MIRROR MODES AND FAST MAGNETOACOUSTIC WAVES NEAR THE MAGNETIC PILEUP BOUNDARY OF COMET-P HALLEY

Large-amplitude ultralow-frequency wave structures observed on both sides of the magnetic pileup boundary of comet P/Halley during the flyby of the Giotto spacecraft have been analyzed using suprathermal electron density and magnetic field observations. Upstream of the boundary, electron density and magnetic field magnitude variations are anticorrelated, while in the pileup region these quantities are clearly correlated. Both in front of and behind the pileup boundary the observed waves are quasi-perpendicular wave structures as a minimum variance analysis shows. A detailed comparison of our observations in the prepileup region with theoretical and numerical results shows that the mirror mode mode waves may have been generated by a mirror instability driven by the pressure anisotropy of the ring-type distributions of the heavy (water group) pickup cometary ions. A mean wavelength lambda1 = 2071 km is found, which is about 4 times the water group ion thermal gyroradius.
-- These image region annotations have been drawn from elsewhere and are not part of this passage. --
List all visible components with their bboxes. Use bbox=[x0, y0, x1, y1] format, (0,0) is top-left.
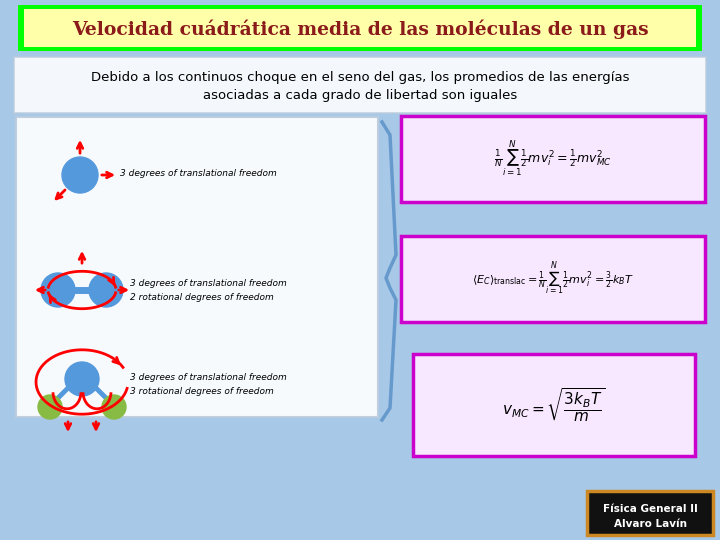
Circle shape bbox=[41, 273, 75, 307]
FancyBboxPatch shape bbox=[401, 116, 705, 202]
Text: 3 degrees of translational freedom: 3 degrees of translational freedom bbox=[120, 168, 276, 178]
Text: asociadas a cada grado de libertad son iguales: asociadas a cada grado de libertad son i… bbox=[203, 90, 517, 103]
Circle shape bbox=[89, 273, 123, 307]
Circle shape bbox=[65, 362, 99, 396]
Text: Alvaro Lavín: Alvaro Lavín bbox=[613, 519, 686, 529]
FancyBboxPatch shape bbox=[18, 5, 702, 51]
Text: $\langle E_C \rangle_{\mathrm{translac}} = \frac{1}{N}\sum_{i=1}^{N}\frac{1}{2}m: $\langle E_C \rangle_{\mathrm{translac}}… bbox=[472, 260, 634, 298]
Text: 2 rotational degrees of freedom: 2 rotational degrees of freedom bbox=[130, 293, 274, 301]
Circle shape bbox=[62, 157, 98, 193]
Text: Física General II: Física General II bbox=[603, 504, 698, 514]
Text: 3 rotational degrees of freedom: 3 rotational degrees of freedom bbox=[130, 388, 274, 396]
FancyBboxPatch shape bbox=[24, 9, 696, 47]
Text: 3 degrees of translational freedom: 3 degrees of translational freedom bbox=[130, 374, 287, 382]
Text: 3 degrees of translational freedom: 3 degrees of translational freedom bbox=[130, 279, 287, 287]
Text: Debido a los continuos choque en el seno del gas, los promedios de las energías: Debido a los continuos choque en el seno… bbox=[91, 71, 629, 84]
Circle shape bbox=[102, 395, 126, 419]
FancyBboxPatch shape bbox=[413, 354, 695, 456]
Text: Velocidad cuádrática media de las moléculas de un gas: Velocidad cuádrática media de las molécu… bbox=[72, 19, 648, 39]
Circle shape bbox=[38, 395, 62, 419]
FancyBboxPatch shape bbox=[587, 491, 713, 535]
FancyBboxPatch shape bbox=[401, 236, 705, 322]
FancyBboxPatch shape bbox=[16, 117, 378, 417]
Text: $\frac{1}{N}\sum_{i=1}^{N}\frac{1}{2}mv_i^2 = \frac{1}{2}mv_{MC}^2$: $\frac{1}{N}\sum_{i=1}^{N}\frac{1}{2}mv_… bbox=[494, 139, 612, 179]
FancyBboxPatch shape bbox=[14, 57, 706, 113]
Text: $v_{MC} = \sqrt{\dfrac{3k_BT}{m}}$: $v_{MC} = \sqrt{\dfrac{3k_BT}{m}}$ bbox=[503, 387, 606, 423]
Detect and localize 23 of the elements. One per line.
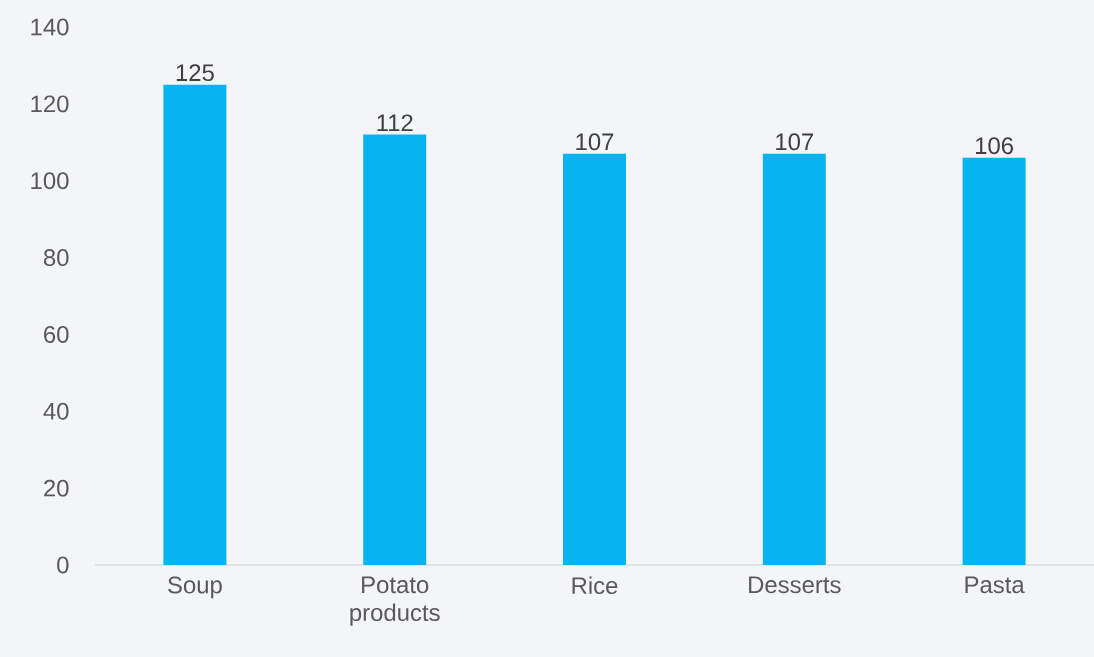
data-label: 106 — [975, 137, 1013, 155]
data-label: 107 — [576, 133, 614, 151]
bar — [363, 134, 427, 565]
y-tick-label: 80 — [43, 249, 69, 267]
data-label: 112 — [377, 114, 413, 132]
y-tick-label: 0 — [57, 556, 69, 574]
y-tick-label: 20 — [44, 479, 69, 497]
y-tick-label: 60 — [44, 325, 69, 343]
y-tick-label: 140 — [31, 18, 69, 36]
x-tick-label: Soup — [168, 576, 222, 599]
x-tick-label: Desserts — [749, 576, 841, 594]
bar — [762, 153, 826, 565]
bar — [163, 84, 227, 565]
data-label: 125 — [176, 64, 214, 82]
x-tick-label: Potato products — [350, 576, 440, 626]
y-tick-label: 100 — [31, 172, 69, 190]
y-tick-label: 40 — [43, 402, 69, 420]
bar — [563, 153, 626, 565]
data-label: 107 — [776, 133, 814, 151]
x-tick-label: Rice — [572, 576, 618, 595]
bar — [962, 157, 1026, 565]
x-tick-label: Pasta — [965, 576, 1025, 594]
y-tick-label: 120 — [31, 95, 69, 113]
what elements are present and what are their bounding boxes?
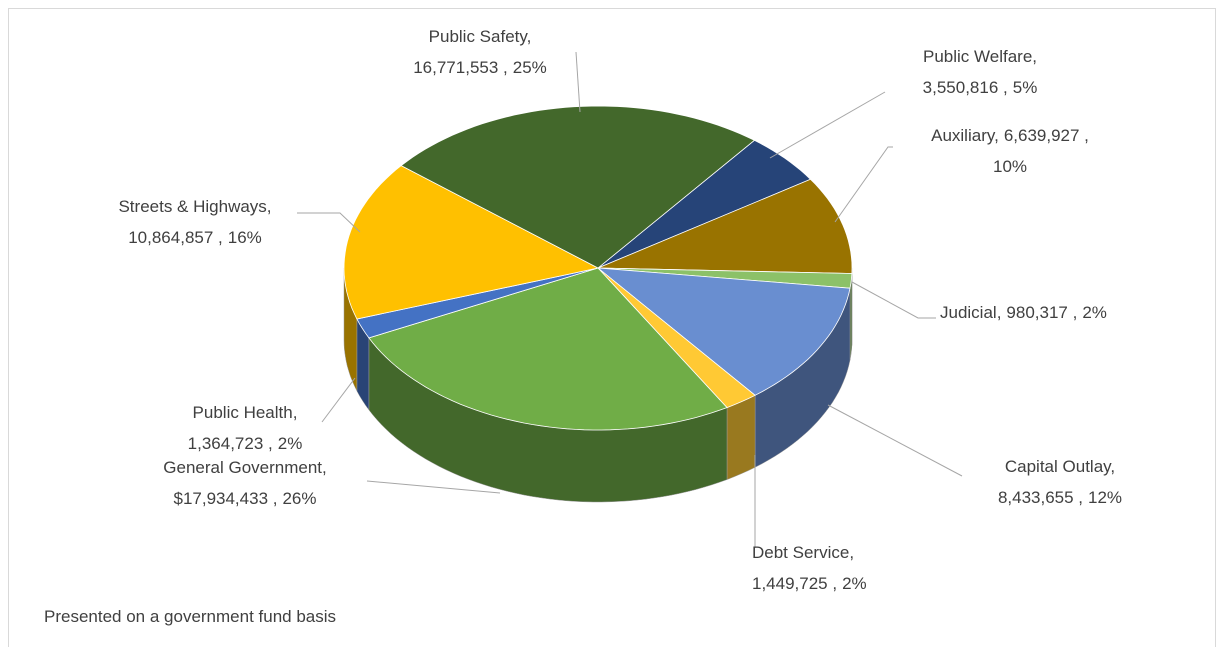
data-label: Streets & Highways, 10,864,857 , 16%: [118, 197, 271, 247]
label-value: 8,433,655 ,: [998, 488, 1083, 507]
leader-line: [297, 212, 361, 233]
label-value: 16,771,553 ,: [413, 58, 508, 77]
label-category: Capital Outlay,: [1005, 457, 1115, 476]
label-category: Public Health,: [193, 403, 298, 422]
data-label: Public Safety, 16,771,553 , 25%: [413, 27, 547, 77]
data-label: Public Health, 1,364,723 , 2%: [188, 403, 303, 453]
label-category: Auxiliary,: [931, 126, 999, 145]
data-label: General Government, $17,934,433 , 26%: [163, 458, 326, 508]
label-value: 6,639,927 ,: [1004, 126, 1089, 145]
label-value: 10,864,857 ,: [128, 228, 223, 247]
slice-side: [726, 394, 756, 480]
leader-line: [769, 91, 886, 159]
label-value: 980,317 ,: [1006, 303, 1077, 322]
label-percent: 2%: [1082, 303, 1107, 322]
data-label: Capital Outlay, 8,433,655 , 12%: [998, 457, 1122, 507]
label-percent: 2%: [278, 434, 303, 453]
slice: [596, 267, 851, 396]
label-percent: 12%: [1088, 488, 1122, 507]
slice: [400, 105, 756, 269]
pie-tops: [343, 105, 853, 431]
leader-line: [851, 281, 936, 319]
label-percent: 26%: [282, 489, 316, 508]
slice: [368, 267, 728, 431]
label-category: Streets & Highways,: [118, 197, 271, 216]
slice: [343, 165, 600, 320]
data-label: Judicial, 980,317 , 2%: [940, 303, 1107, 322]
data-label: Public Welfare, 3,550,816 , 5%: [923, 47, 1038, 97]
pie-sides: [343, 267, 853, 503]
label-category: Public Welfare,: [923, 47, 1037, 66]
slice: [597, 178, 853, 274]
data-labels: Public Welfare, 3,550,816 , 5% Auxiliary, 6,…: [118, 27, 1122, 593]
slice: [597, 139, 812, 269]
label-category: Public Safety,: [429, 27, 532, 46]
label-value: $17,934,433 ,: [173, 489, 277, 508]
label-value: 1,364,723 ,: [188, 434, 273, 453]
label-category: Judicial,: [940, 303, 1001, 322]
leader-line: [575, 51, 581, 113]
footnote: Presented on a government fund basis: [44, 607, 336, 626]
data-label: Auxiliary, 6,639,927 , 10%: [931, 126, 1089, 176]
label-percent: 5%: [1013, 78, 1038, 97]
label-value: 3,550,816 ,: [923, 78, 1008, 97]
label-percent: 16%: [228, 228, 262, 247]
leader-line: [834, 146, 893, 223]
leader-line: [366, 480, 501, 494]
label-percent: 25%: [513, 58, 547, 77]
label-percent: 10%: [993, 157, 1027, 176]
label-category: Debt Service,: [752, 543, 854, 562]
label-category: General Government,: [163, 458, 326, 477]
leader-line: [827, 404, 963, 477]
label-percent: 2%: [842, 574, 867, 593]
leader-line: [321, 377, 356, 423]
label-value: 1,449,725 ,: [752, 574, 837, 593]
data-label: Debt Service, 1,449,725 , 2%: [752, 543, 867, 593]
For the fast mode wave structures in the pileup region, analysis of wave propagation on both sides of the pileup boundary shows that mode conversion from the mirror mode to fast mode type waves at the boundary is not a possible source mechanism. However, we show that the fast mode waves may be interpreted as stationary wave structures in a multifluid plasma. The wavelength lambda2 = 1141 km derived from the observations, when using the stationary wave hypothesis, is in good agreement with the theoretical expected wave length lambda(theo) = (774 +/- 506) km computed from available ion observations.